SANTA CLARA, Calif. -- As he enters unrestricted free agency for the second time in as many years, San Francisco 49ers free safety Jimmie Ward knows one thing: The second part of his job title is going to remain the same.
"As long as I play safety, that's the main thing," Ward said. "As long as I'm at safety, I'll be good."
Ward, who has split his time at cornerback, nickel corner and free safety during his career, has repeatedly made it clear that he won't consider offers from teams that want him to change positions again. He has found a home at free safety.
The next question is where, exactly, his next actual NFL home will be.
For the Niners, who have plenty of in-house business to take care of, keeping Ward on deal similar to the four-year, $24 million contract Kenny Vaccaro signed with Tennessee or the three-year, $22.5 million pact Tashaun Gipson signed with Houston last offseason would seem to be reasonable, though Ward might be able to command more.
Where he fits in the Niners' puzzle will be greatly affected by what happens with others, such as pending free agents Arik Armstead and Emmanuel Sanders, as well as foundational players due lucrative extensions such as tight end George Kittle and defensive tackle DeForest Buckner.
Considering all that Ward and the Niners have been through together the past six seasons, it's hard to imagine him playing for anyone else. San Francisco drafted him with the No. 30 overall pick in 2014 and has stuck with him through the myriad injuries that have plagued his career.

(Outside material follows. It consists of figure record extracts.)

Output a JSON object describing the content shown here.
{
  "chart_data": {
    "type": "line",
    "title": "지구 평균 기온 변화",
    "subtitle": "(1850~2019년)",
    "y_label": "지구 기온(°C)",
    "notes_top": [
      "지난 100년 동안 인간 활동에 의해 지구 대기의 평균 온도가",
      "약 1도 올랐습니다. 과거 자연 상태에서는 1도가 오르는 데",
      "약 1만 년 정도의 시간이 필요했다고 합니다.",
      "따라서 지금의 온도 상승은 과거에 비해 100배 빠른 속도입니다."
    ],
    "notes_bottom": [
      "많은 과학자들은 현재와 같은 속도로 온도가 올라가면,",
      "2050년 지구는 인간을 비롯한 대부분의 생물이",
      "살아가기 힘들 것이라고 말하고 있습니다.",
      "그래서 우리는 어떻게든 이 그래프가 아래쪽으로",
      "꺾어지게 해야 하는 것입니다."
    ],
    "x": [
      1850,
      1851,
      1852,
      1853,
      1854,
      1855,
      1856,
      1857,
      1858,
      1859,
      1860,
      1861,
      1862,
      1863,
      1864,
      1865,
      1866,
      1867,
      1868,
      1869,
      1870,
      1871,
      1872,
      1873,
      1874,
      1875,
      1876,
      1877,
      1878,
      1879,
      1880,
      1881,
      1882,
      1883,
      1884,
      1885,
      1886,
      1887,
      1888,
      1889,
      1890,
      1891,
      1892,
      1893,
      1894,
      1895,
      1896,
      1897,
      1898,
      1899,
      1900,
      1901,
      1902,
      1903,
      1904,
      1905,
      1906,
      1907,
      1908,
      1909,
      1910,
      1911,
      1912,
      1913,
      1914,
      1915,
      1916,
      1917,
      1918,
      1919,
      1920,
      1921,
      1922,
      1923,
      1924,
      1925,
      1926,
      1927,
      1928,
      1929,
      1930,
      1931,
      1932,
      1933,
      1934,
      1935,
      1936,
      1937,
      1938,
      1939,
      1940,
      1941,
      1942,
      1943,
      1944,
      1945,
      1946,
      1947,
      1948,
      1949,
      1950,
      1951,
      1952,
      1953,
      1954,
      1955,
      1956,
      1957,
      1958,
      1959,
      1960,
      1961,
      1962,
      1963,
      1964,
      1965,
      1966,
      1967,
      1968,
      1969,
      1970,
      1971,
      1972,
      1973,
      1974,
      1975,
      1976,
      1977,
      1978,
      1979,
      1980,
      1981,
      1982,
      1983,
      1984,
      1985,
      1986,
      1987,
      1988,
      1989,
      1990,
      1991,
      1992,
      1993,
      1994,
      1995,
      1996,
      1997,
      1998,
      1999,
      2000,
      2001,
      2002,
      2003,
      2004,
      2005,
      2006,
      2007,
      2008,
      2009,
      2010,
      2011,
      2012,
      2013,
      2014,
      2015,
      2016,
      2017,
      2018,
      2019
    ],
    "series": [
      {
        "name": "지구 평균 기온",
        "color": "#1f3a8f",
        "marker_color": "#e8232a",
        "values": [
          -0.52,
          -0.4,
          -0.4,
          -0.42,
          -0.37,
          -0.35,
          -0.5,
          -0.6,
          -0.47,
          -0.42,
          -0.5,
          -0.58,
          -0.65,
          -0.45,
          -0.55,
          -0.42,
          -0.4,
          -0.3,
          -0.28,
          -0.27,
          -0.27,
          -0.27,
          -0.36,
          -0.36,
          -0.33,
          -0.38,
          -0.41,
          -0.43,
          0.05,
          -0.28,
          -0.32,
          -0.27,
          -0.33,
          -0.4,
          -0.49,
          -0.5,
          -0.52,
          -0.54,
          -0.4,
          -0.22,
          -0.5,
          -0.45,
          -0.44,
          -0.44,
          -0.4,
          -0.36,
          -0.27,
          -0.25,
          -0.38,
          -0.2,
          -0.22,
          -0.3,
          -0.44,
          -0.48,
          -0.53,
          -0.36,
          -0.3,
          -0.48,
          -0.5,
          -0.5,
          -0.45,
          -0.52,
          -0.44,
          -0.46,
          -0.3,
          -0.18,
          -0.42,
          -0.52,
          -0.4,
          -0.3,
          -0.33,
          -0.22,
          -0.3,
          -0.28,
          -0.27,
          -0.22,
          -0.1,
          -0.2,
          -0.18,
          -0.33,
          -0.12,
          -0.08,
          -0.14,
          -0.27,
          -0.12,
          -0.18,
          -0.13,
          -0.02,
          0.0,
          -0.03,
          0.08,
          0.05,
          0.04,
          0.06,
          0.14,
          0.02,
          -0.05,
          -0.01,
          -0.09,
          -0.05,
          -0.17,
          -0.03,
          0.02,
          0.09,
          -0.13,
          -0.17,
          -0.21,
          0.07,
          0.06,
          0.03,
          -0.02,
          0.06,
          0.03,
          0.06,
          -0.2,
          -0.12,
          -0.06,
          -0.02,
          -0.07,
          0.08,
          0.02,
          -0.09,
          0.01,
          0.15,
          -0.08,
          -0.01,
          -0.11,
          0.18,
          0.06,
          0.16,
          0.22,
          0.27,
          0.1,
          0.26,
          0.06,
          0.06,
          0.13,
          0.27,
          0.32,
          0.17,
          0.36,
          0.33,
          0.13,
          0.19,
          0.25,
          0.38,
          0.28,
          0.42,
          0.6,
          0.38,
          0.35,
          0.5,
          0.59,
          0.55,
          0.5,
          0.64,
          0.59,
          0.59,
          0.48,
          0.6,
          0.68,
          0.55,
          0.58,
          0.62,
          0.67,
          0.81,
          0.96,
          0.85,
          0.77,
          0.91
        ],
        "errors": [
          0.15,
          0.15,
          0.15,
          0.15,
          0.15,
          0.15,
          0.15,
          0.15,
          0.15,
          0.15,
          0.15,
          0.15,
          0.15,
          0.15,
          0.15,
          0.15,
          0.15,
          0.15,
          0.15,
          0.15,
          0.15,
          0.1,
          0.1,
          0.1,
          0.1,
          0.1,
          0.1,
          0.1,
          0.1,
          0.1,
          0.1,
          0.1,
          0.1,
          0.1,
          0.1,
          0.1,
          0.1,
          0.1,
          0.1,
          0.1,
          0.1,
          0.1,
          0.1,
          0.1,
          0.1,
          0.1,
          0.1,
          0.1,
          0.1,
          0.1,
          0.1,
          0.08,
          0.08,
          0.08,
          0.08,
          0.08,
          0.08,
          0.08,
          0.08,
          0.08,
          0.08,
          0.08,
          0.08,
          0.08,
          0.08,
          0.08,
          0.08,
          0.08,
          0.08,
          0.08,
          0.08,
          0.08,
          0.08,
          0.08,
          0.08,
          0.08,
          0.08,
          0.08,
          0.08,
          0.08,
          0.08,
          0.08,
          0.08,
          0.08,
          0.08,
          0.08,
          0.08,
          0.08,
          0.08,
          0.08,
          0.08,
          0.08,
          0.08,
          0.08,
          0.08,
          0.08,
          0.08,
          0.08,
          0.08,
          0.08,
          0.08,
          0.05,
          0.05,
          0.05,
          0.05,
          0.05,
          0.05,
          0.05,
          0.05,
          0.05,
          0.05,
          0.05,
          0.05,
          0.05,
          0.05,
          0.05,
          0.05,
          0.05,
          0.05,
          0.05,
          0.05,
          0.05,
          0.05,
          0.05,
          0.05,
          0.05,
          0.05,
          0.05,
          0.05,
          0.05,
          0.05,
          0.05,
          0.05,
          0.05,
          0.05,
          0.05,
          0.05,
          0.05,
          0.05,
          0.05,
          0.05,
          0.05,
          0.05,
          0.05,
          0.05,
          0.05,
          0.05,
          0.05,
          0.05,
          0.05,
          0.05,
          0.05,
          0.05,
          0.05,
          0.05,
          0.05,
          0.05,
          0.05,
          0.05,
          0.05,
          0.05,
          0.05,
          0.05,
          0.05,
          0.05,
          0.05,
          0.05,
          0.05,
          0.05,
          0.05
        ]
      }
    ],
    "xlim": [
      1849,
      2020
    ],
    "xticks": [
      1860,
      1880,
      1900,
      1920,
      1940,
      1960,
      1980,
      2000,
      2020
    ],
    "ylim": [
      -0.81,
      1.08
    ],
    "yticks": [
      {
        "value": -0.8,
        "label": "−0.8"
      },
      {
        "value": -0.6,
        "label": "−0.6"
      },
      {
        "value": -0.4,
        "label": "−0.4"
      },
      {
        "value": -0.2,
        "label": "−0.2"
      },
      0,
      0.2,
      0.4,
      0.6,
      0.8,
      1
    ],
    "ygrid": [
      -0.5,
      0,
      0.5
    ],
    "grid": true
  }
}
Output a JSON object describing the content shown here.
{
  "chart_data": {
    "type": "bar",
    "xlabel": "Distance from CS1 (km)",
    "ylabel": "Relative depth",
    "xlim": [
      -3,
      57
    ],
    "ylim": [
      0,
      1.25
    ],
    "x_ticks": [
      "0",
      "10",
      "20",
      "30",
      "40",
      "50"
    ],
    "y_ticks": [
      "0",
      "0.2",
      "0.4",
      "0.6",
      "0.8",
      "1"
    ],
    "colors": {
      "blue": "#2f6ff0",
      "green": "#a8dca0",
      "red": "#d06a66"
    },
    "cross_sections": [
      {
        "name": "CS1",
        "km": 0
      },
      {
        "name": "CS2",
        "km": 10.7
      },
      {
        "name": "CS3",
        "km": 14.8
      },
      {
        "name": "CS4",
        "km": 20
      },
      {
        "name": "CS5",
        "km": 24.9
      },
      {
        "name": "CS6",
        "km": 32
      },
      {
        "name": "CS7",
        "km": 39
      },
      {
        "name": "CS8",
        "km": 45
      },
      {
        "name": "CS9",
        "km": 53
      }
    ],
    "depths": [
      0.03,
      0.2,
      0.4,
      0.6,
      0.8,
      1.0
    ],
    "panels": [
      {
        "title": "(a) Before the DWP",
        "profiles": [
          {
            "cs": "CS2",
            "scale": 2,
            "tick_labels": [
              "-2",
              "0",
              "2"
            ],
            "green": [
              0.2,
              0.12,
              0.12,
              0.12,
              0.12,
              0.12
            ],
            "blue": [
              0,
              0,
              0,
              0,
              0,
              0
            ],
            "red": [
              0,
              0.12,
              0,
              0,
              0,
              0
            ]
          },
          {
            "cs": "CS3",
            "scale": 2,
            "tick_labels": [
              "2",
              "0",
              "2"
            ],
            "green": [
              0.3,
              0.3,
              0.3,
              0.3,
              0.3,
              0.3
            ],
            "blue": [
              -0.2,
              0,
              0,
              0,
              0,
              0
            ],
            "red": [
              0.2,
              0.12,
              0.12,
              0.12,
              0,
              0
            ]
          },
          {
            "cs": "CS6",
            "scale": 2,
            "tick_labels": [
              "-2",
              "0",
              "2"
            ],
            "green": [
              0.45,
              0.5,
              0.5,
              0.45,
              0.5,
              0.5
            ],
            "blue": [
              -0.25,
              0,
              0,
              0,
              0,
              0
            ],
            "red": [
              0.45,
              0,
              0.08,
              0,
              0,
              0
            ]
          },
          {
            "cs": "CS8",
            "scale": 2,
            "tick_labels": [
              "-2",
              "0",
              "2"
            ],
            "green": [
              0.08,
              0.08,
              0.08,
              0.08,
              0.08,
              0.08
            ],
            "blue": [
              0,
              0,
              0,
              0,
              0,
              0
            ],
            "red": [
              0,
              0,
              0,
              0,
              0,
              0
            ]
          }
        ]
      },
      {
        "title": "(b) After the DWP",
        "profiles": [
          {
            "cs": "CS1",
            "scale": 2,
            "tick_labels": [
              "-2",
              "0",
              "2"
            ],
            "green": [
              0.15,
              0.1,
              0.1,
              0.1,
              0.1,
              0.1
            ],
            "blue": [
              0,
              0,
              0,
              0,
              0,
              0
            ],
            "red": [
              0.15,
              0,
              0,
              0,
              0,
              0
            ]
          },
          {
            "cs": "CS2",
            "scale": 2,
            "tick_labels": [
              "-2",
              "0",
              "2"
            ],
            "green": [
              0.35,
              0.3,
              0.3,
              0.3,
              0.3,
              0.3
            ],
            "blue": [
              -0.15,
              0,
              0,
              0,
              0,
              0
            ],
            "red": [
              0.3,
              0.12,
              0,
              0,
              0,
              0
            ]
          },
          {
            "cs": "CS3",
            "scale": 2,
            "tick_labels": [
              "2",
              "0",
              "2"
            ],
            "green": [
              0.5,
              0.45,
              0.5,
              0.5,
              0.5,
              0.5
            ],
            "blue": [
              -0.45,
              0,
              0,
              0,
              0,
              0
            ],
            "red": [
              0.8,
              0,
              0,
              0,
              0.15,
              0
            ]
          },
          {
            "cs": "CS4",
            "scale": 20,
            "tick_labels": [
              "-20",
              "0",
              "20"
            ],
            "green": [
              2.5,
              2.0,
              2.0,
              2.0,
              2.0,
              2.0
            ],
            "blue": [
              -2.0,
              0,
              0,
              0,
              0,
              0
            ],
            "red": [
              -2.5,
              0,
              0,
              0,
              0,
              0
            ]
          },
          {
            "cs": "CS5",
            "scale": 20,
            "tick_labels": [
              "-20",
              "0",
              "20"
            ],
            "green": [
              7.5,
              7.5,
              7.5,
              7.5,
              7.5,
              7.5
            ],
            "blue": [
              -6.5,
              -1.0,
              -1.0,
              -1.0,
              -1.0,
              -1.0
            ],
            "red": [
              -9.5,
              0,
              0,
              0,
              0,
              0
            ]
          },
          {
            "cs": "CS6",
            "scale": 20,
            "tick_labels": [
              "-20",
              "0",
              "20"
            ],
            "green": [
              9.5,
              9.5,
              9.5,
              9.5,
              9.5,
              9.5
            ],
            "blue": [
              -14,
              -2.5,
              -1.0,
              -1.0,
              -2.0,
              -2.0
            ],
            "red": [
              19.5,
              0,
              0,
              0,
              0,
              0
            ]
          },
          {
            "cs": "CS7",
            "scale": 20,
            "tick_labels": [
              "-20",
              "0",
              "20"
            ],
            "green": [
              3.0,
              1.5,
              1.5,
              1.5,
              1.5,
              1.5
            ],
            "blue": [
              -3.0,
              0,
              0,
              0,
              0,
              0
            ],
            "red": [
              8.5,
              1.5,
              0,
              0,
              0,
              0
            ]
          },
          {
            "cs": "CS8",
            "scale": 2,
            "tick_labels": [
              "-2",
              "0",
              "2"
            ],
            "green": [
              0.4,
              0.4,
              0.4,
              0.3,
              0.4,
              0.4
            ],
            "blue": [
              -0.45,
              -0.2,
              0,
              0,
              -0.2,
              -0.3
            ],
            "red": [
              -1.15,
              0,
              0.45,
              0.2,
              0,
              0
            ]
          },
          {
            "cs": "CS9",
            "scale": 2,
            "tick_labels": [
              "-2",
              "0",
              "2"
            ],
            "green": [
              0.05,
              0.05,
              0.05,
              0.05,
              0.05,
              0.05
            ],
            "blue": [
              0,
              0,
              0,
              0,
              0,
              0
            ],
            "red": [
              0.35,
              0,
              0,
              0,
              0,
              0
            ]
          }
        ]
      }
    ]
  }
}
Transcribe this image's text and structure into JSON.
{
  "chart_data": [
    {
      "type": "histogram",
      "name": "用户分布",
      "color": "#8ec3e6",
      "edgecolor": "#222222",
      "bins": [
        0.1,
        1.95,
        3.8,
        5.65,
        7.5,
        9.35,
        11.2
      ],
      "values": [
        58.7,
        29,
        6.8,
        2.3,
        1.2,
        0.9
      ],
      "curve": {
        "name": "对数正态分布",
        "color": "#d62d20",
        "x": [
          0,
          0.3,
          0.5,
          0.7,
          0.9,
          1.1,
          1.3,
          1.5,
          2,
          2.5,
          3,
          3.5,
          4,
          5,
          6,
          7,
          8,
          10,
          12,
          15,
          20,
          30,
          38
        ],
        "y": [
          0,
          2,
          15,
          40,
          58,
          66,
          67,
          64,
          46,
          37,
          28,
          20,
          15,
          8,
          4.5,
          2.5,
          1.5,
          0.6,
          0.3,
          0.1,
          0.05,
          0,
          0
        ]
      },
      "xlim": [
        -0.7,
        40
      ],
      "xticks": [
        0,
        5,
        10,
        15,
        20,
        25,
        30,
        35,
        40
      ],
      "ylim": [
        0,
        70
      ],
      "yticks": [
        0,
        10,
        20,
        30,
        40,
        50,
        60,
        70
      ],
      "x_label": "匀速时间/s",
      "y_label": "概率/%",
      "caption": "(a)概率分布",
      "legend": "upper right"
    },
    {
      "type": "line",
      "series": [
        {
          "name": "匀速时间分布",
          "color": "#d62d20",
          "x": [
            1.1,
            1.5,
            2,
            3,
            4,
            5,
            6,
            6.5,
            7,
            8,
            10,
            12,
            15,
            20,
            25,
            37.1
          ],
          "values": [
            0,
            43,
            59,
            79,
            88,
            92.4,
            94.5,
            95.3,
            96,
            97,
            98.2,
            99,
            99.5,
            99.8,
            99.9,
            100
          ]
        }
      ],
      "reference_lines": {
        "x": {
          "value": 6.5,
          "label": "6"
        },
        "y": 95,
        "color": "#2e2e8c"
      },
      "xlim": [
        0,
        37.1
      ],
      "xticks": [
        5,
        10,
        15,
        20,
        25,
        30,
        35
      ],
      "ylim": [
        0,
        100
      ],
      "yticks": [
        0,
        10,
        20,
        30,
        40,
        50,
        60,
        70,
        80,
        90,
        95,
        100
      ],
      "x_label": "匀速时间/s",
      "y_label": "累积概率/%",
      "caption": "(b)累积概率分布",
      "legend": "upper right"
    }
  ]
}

That commitment hasn't gone unnoticed by Ward, who acknowledges that it will be a factor in his decision as he heads toward free agency.
"I have no clue what's next," Ward said. "The offseason is like a wild card. I would love to stay with the 49ers, but you never know. They've got a lot of great guys on this football team. They've got to lock some guys in too, so I don't know.
"They know they've got the upper hand in this situation. I've been here for six years. It just depends on what happens. Business is business."
It was only a year ago that the thought of Ward returning to the 49ers seemed like a long shot. He completed his third straight abbreviated year in which he ended the season on injured reserve and the Niners had been connected to possible free agents such as Earl Thomas as replacements.
But Ward had become a favorite of coach Kyle Shanahan and defensive coordinator Robert Saleh in their two years together. Both were steadfast in their belief that better injury luck would reveal that Ward was an ideal fit to play the single-high safety in their Cover 3 heavy defense.
Because of the injury issues -- he sustained broken bones that have cost him games in five of his six NFL seasons -- Ward didn't have much of a market last year. The Niners re-signed him to a one-year, $4.5 million contract in hopes he could finally get healthy and become the player they believed he could be.
That got off to a tenuous start, as Ward suffered a broken collarbone during the offseason program that cost him three games at the start of the past season. But once he returned to the lineup, he never left.
Ward rewarded the Niners' faith by starting the final 13 games of the regular season, posting 60 tackles, eight pass breakups and a sack while covering the deep post well enough to help San Francisco's defense finish tied for first in the NFL in fewest passing plays of 20-plus yards allowed (34). He also started all three postseason games, finishing with 17 tackles and a fumble recovery.
All of that will undoubtedly create a more robust market for Ward should he test free agency. Although the safety market had been tepid in recent years, that took a turn last season, when Thomas, Landon Collins, Tyrann Mathieu, Lamarcus Joyner and Adrian Amos all reeled in deals averaging $9 million per season or more.
It seems unlikely Ward will approach that kind of money given his injury history and a lack of splash plays, but there are also only three or four more-accomplished safeties poised to become available at a position that plenty of teams need.
"I want every single person on our team back because I think we have a team that can win a Super Bowl," Shanahan said. "I think we showed that last year. ... When have you ever been able to bring the exact same team back anywhere you've been on? So that is a lot harder, and especially our cap situation, but it is cool to know that that's what we want. And that's what we're trying to do.
"There's so many connected parts in that."
Should bidding to sign Ward go much higher than the range of $6 million to $8 million per year, the Niners might have to let him leave and turn to Tarvarius Moore, the third-year player who started in Ward's stead early in the season.
Both sides prefer that doesn't happen, as Ward believes his best football is ahead of him now that he has almost a full, healthy season under his belt.
"It was cool," Ward said. "I still don't feel like it was a great season for me. I feel like I showed people that I can just be healthy. That was the main thing for me. I'm going to make plays, but that big season that I really want is going to happen. I'm only going to be better."